Nach Ansicht des LG Heidelberg ist Google Ireland für die angezeigten Suchergebnisse mitverantwortlich und kann bei etwaigen Löschungsbegehren daher mit auf Unterlassung in Anspruch genommen werden (LG Heidelberg, Urt. v. 31.03.2023 - Az.: 6 S 1/22).
Der Kläger begehrte die Löschung bestimmter Suchergebnisse von Google Ireland.

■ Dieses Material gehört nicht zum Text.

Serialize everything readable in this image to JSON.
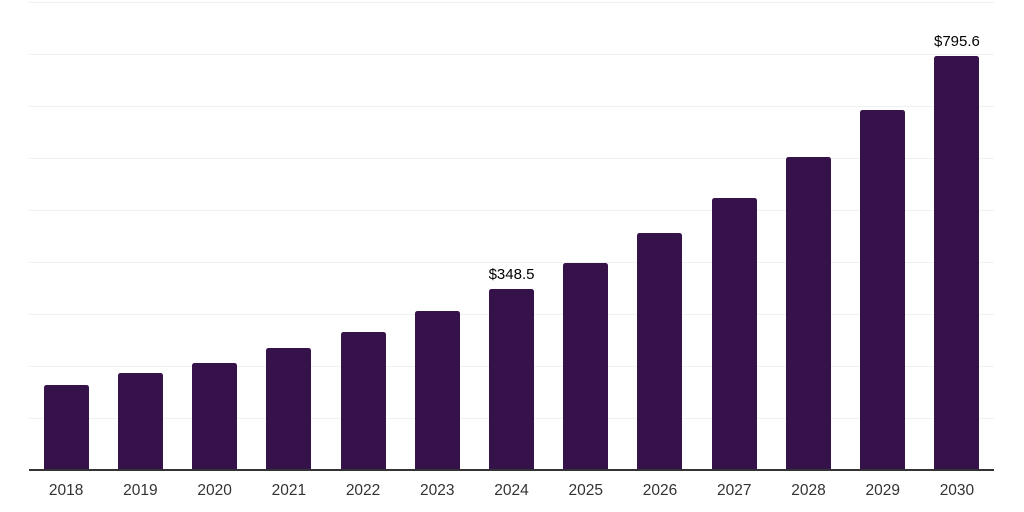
{
  "chart_data": {
    "type": "bar",
    "title": "",
    "xlabel": "",
    "ylabel": "",
    "categories": [
      "2018",
      "2019",
      "2020",
      "2021",
      "2022",
      "2023",
      "2024",
      "2025",
      "2026",
      "2027",
      "2028",
      "2029",
      "2030"
    ],
    "values": [
      163.5,
      186.5,
      206.0,
      234.5,
      266.0,
      306.0,
      348.5,
      398.0,
      456.0,
      523.0,
      602.0,
      692.5,
      795.6
    ],
    "data_labels": [
      "",
      "",
      "",
      "",
      "",
      "",
      "$348.5",
      "",
      "",
      "",
      "",
      "",
      "$795.6"
    ],
    "ylim": [
      0,
      900
    ],
    "grid_step": 100,
    "grid": true,
    "legend": false,
    "colors": {
      "bar": "#36124B",
      "gridline": "#F0F0F0",
      "axis": "#333333",
      "data_label": "#000000",
      "tick_label": "#333333",
      "background": "#FFFFFF"
    }
  }
}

Die lehnte dies u.a. damit ab, dass ausschließlich Google LLC aus den USA verantwortlich sei.
Dieser Ansicht folgte das LG Heidelberg nicht, sondern stufte auch die europäische Tochter als haftbar ein:
"Entgegen der Ansicht des Amtsgerichts hält die Kammer die Beklagte allerdings für passivlegitimiert.
Die Beklagte ist Verantwortliche im Sinne des Art. 17 Abs. 1 DSGVO.
Gemäß Art. 4 Nr. 7 DSGVO ist „Verantwortlicher“ die natürliche oder juristische Person, Behörde, Einrichtung oder andere Stelle, die allein oder gemeinsam mit anderen über die Zwecke und Mittel der Verarbeitung von personenbezogenen Daten entscheidet.
„Verarbeitung“ ist gemäß Art. 4 Nr. 2 DSGVO jeder mit oder ohne Hilfe automatisierter Verfahren ausgeführte Vorgang oder jede solche Vorgangsreihe im Zusammenhang mit personenbezogenen Daten wie das Erheben, das Erfassen, die Organisation, das Ordnen, die Speicherung, die Anpassung oder Veränderung, das Auslesen, das Abfragen, die Verwendung, die Offenlegung durch Übermittlung, Verbreitung oder eine andere Form der Bereitstellung, den Abgleich oder die Verknüpfung, die Einschränkung, das Löschen oder die Vernichtung.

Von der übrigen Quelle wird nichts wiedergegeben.